Currently, there seems to be no urgent need nor an open role big enough to fit a player like James. As the idiom goes “if it ain’t broke, don’t fix it”.
Myers also focused on the importance of maintaining a team with a strong and secure relationship when determining trades and other team-building decisions.
More recent trades have prompted the all-too-familiar discussion of loyalty in the NBA. After all, it is a business at the end of the day. But Myers prided the Warriors management team on understanding, acknowledging and standing by players who have :
“The cohesiveness of our team matters to us. The continuity matters to us. We have guys that have been here and probably most importantly who have shown in the bigger moments, meaning the playoffs, they can produce. To have guys that we know well, that know each other well, we have to keep an eye on that as well.”
In a league that has seen, and continues to see, contention amongst management, coaches and players ultimately leading to the unraveling of a team on the court, the Warriors prove that the strong relationship and respect held between its their own groups contributes just as much as their talented roster to the growing success of the team. This includes the relationship between head coach and general manager — one of great respect, Myers said:
“I feel like the GM coach relationship should be best described as a partnership. Some people try to put a hierarchy on it, but you both succeed or you both fail in my opinion.”

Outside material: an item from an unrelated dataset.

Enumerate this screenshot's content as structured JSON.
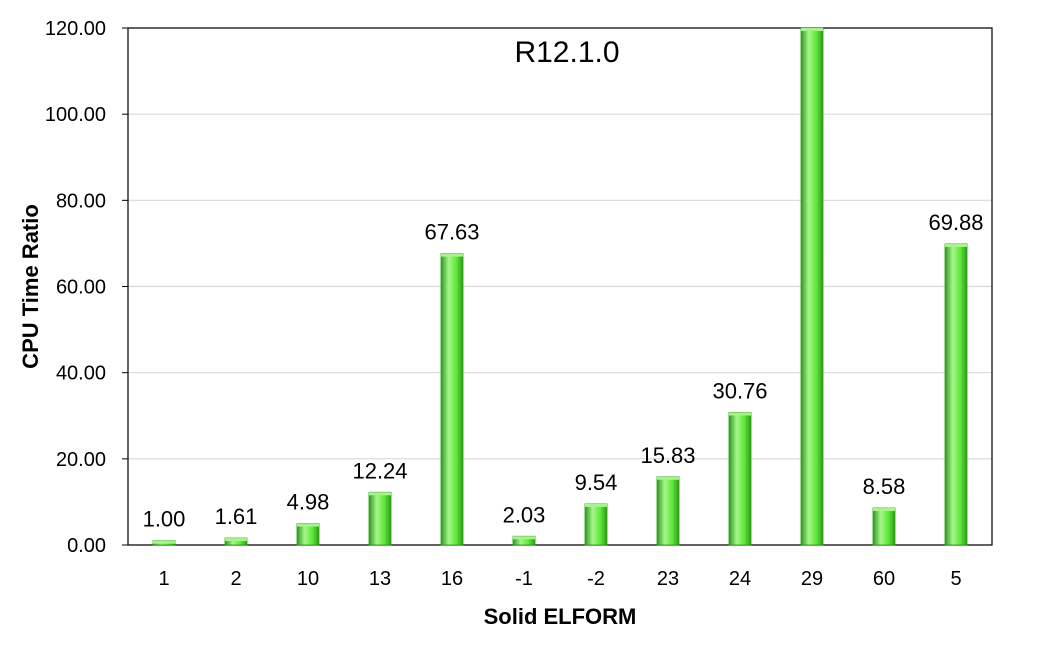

In return, Kerr expressed his trust and respect for Myers. After experiencing three years in the general manager position for the Phoenix Suns (2007-2010) prior to joining the Warriors, Kerr can empathize with the difficulty of the burden Myers carries. He cited the major difference between the two roles as the focus on the day-to-day, game-to-game efforts of the team versus the long-term perspective:
“I want to win today. Bob wants to win today and tomorrow…I think the beauty of our arrangement coming in was they didn’t want to give me any personnel power and I didn’t want any. I had been a GM I understood how difficult that job is, understood how difficult the coaching job is and they are really separate jobs that require one person’s attention. The communication within the group is key and you just have to always communicate, but I trust Bob and the scouting department. They’ve done an amazing job.”
There is no lack of communication between Kerr and Myers, who Kerr says he talks to almost every day “about anything: a good restaurant in San Francisco, a good show on Nextflix, you know … trade, salary caps.” The Myers-Kerr era of the Warriors has set a precedent for the selectivity of players obtained by the Warriors as the look to continue their championship winning streak. And it is difficult to see where another big star like James could fit without knocking the tower down.
Although the James rumor has sparked conversation, the heavy burden Golden State would ultimately have to bear, most likely losing Klay Thompson, Draymond Green and some of their bench, in order to obtain LeBron seems to go against everything Myers, Kerr and the entire Warriors organization have worked so hard to build. So it is left very unlikely that Golden State would make such a rash decision.
However, Myers made it extremely clear that ruling out any conversation would also be in direct conflict of the Warriors’ way of building:
“The fear in this job is that you wish you would have had a conversation you didn’t. That’s what motivates a lot of conversation. It’s just conversation broadly. You have to have dialogue to do anything. Dialogue that occurs at this trade deadline may lead to something that happens two summers from now, you just don’t know.To take the approach of ‘I’m not talking to anybody’, thats not what I believe in, that’s not what our organization believes in.”